“Through these programs, we will be able to expand production, build up munitions inventories, and more rapidly replenish munition stockpiles,” Air Force Brig. Gen. Robert Lyons told lawmakers in March. That assertion anchors an aggressive buy plan: the Air Force’s fiscal 2027 budget documents disclose plans that could see nearly 27,000 copies of the Family of Affordable Mass Missile purchased and more than $12 billion allocated to stockpile the nascent weapon.
Scale: nearly 27,000 FAMMs and a $12 billion stockpile
The Air Force’s FY27 budget documents publicly reveal the first program of record for the Family of Affordable Mass Missile (FAMM). After initiating procurement in FY26, the service is requesting $300 million in reconciliation funds in FY27 to buy 1,000 FAMM units. Procurement then rises sharply in the Pentagon’s five-year projection: 5,300 in FY28 and climbing to 7,990 in FY31. Those projected buys add up to nearly 27,000 weapons and a planned spend of more than $12 billion to build inventory of the new, lower-cost cruise munition.
Procurement profile, variants and comparisons
The FAMM platform comes in multiple variants and is being pursued alongside other established munitions. The Air Force expects to seek multi-year procurement authority to buy FAMM in bulk, the budget documents say. By contrast, the Joint Air-to-Surface Standoff Missile (JASSM) is projected at a steadier annual buy rate of 860 units in the out-years, and the Advanced Medium Range Air-to-Air Missile (AMRAAM) would settle at 720 copies per year beginning in FY28. The budget documents also note classified quantities for the new Joint Advanced Tactical Missile.
Anduril, CoAspire and Zone 5: lugged, palletized and the ERAM parallel
The Air Force lists three active vendors on the FAMM program: Anduril, CoAspire and Zone 5. Budget materials highlight a “lugged” configuration that would allow fighters and bombers to carry the weapon, while the FAMM also traces its lineage to an earlier Enterprise Test Vehicle program that advanced platforms from Anduril and Zone 5. The Air Force disclosed a test of a lugged FAMM on April 13 but did not name the vendor for that test.
Separately, the service created an Extended Range Attack Munition (ERAM) effort to produce a platform intended for foreign military sales—specifically to aid Ukraine—according to a Defense Security Cooperation Agency notice. Zone 5 and CoAspire have been tapped for ERAM, the DSCA notice says. The FY27 request also includes a $55 million base-budget line item described as funding “the Extended Range” variant; an accompanying request for information suggests the extended-range version may be called FAMM-BAR, or “Beyond Adversary’s Reach.”

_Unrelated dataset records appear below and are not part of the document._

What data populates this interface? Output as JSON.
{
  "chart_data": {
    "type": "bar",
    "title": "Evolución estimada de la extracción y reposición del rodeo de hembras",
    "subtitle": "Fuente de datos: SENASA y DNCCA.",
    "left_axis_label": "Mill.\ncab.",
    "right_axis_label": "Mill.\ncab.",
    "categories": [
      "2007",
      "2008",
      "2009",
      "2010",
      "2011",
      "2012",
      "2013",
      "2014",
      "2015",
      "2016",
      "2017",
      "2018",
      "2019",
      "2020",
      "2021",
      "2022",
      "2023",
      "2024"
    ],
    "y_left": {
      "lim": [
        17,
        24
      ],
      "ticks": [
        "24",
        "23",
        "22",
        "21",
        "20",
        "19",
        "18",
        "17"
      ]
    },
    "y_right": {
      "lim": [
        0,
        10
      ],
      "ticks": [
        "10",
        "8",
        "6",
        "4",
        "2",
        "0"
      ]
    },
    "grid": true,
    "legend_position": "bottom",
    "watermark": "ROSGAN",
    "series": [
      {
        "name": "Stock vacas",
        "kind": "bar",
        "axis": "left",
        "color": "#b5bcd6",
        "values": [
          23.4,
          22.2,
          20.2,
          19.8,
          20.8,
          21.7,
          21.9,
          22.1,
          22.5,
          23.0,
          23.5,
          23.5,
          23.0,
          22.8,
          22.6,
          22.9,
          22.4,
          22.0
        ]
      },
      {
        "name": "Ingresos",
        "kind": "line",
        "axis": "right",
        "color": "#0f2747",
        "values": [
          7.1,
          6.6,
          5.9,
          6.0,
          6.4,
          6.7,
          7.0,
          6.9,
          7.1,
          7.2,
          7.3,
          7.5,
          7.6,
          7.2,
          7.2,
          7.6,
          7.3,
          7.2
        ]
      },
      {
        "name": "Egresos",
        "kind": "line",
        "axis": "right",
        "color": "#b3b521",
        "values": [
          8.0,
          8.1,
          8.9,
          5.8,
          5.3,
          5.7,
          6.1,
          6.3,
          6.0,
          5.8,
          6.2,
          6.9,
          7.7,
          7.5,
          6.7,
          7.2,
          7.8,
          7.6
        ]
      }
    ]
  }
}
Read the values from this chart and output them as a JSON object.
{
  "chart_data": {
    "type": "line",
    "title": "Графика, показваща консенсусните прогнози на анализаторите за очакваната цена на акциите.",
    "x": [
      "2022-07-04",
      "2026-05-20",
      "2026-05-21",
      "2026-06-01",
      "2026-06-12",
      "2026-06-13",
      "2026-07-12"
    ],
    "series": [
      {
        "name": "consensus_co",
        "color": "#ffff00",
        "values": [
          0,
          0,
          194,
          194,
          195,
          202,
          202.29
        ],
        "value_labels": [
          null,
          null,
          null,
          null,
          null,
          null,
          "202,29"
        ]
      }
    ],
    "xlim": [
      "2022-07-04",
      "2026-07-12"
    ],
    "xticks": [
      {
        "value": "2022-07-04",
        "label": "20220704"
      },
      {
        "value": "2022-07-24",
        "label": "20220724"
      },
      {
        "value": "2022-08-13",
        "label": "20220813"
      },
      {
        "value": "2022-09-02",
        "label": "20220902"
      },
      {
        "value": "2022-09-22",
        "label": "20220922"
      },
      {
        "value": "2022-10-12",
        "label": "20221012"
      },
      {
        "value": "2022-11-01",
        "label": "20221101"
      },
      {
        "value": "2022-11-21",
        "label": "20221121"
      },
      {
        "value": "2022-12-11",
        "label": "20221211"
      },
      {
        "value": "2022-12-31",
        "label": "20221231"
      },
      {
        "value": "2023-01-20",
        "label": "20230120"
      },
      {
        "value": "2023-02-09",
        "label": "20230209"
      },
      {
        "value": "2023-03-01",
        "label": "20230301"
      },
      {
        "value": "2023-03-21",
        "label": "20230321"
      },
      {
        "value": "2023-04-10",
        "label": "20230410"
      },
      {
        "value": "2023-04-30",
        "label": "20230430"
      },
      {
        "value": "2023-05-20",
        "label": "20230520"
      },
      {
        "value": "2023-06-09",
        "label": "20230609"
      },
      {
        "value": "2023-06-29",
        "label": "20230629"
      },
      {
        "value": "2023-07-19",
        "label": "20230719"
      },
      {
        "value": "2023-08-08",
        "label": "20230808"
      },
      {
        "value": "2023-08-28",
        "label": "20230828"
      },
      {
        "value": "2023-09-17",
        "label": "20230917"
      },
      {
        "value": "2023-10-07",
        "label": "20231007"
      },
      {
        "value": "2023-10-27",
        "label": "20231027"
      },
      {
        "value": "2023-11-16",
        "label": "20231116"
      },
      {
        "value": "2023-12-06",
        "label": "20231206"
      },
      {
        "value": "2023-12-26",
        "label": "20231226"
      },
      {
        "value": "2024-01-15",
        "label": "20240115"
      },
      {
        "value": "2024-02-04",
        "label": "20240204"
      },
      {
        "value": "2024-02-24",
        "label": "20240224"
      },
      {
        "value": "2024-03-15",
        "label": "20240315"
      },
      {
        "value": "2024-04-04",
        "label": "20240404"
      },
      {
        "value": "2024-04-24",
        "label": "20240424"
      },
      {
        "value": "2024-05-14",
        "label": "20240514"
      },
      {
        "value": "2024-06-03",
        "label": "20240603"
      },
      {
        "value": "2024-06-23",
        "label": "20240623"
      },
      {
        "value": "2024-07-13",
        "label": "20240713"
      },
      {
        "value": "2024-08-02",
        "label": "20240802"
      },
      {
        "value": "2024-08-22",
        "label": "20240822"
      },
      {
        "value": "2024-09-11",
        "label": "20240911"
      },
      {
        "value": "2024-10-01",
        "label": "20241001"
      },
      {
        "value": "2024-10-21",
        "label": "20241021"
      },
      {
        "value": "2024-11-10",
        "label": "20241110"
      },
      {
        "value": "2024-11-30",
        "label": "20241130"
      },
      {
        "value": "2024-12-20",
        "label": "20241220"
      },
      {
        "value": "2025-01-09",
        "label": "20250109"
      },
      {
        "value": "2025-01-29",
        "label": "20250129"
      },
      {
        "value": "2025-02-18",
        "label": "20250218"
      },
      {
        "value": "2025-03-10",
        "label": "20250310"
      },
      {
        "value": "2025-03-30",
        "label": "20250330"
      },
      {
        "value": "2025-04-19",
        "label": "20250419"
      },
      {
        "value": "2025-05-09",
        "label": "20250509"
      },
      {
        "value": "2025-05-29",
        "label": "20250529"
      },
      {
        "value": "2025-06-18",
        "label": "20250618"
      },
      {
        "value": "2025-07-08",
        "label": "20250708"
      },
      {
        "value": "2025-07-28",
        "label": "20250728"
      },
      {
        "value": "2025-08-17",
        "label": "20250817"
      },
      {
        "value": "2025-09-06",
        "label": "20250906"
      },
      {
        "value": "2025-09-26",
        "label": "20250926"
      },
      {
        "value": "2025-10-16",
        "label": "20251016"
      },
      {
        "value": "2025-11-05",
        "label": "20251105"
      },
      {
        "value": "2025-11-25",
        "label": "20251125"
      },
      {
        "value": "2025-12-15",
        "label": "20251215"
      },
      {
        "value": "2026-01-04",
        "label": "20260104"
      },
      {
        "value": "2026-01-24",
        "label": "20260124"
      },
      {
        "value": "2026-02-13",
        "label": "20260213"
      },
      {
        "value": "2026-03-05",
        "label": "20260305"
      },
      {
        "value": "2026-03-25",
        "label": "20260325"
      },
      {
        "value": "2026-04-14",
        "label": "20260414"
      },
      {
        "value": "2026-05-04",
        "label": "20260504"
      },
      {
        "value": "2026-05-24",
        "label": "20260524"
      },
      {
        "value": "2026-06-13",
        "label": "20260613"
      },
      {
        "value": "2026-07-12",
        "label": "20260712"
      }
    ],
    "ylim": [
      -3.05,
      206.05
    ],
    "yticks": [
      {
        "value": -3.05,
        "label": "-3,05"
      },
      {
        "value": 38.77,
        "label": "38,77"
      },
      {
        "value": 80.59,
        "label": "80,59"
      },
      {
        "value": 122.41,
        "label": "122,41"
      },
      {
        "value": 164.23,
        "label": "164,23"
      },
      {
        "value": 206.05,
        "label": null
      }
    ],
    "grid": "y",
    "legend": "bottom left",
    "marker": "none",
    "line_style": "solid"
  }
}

The RFI for that extended version sets a required range of over 1,000 nautical miles, names the target set as “slow moving maritime,” and identifies a palletized deployment method as primary with a lugged design as a possible secondary vector.
Engine awards: PBS Aerospace, Beehive and Technical Directions Inc.
The Air Force is also shaping an industrial base for FAMM engines. A recent $3 million award to PBS Aerospace, the American subsidiary of a Czech parent company, is intended to “technically mature PBS turbine designs” and prepare production facilities for high-volume FAMM manufacturing, an Air Force spokesperson told Breaking Defense. Two other contractors—Beehive Industries and Kratos subsidiary Technical Directions Inc.—received similar small-turbine development contracts, the spokesperson said.
“We are in discussions with multiple vendors to deliver this capability and expect to award contracts before the end of 2026,” the Air Force spokesperson added, signaling further engine-production decisions to come.
How policymakers, procurement leaders, and munition manufacturers will respond
- Policymakers and budget officials: Congressional action will be required to clear reconciliation funding and multi-year procurement authorities referenced in the FY27 documents; the $300 million reconciliation ask in FY27 and the $55 million base-budget line for the extended-range variant are specific fiscal items that will shape near-term decisions.
- Procurement leaders and combatant commanders: The Air Force frames FAMM and ERAM as a way to “expand production” and “provide more munition options to combatant commanders,” per Brig. Gen. Lyons. Commanders planning future operations will be watching delivery schedules and variant capabilities—lugged versus palletized and the promised extended range—when aligning force structure and mission sets.
- Munition and engine manufacturers: Named vendors (Anduril, CoAspire, Zone 5) and engine contractors (PBS Aerospace, Beehive, Technical Directions Inc.) will be focused on production rates and facility readiness; the service’s expectation of additional engine awards before end of 2026 and the multi-year procurement intent create incentives to scale manufacturing quickly.
The Air Force’s plan is one of the clearest public signs yet of a Pentagon-wide push toward mass-produced, lower-cost cruise munitions: the documents show steep ramp rates, vendor competition across lugged and palletized variants, and explicit investment in the small-turbine industrial base. The plan leaves open concrete near-term steps that will determine whether the projections become reality—vendor production quantities and dollar awards were not specified in the budget materials, and the service’s engine-contracting schedule anticipates more decisions before the end of 2026.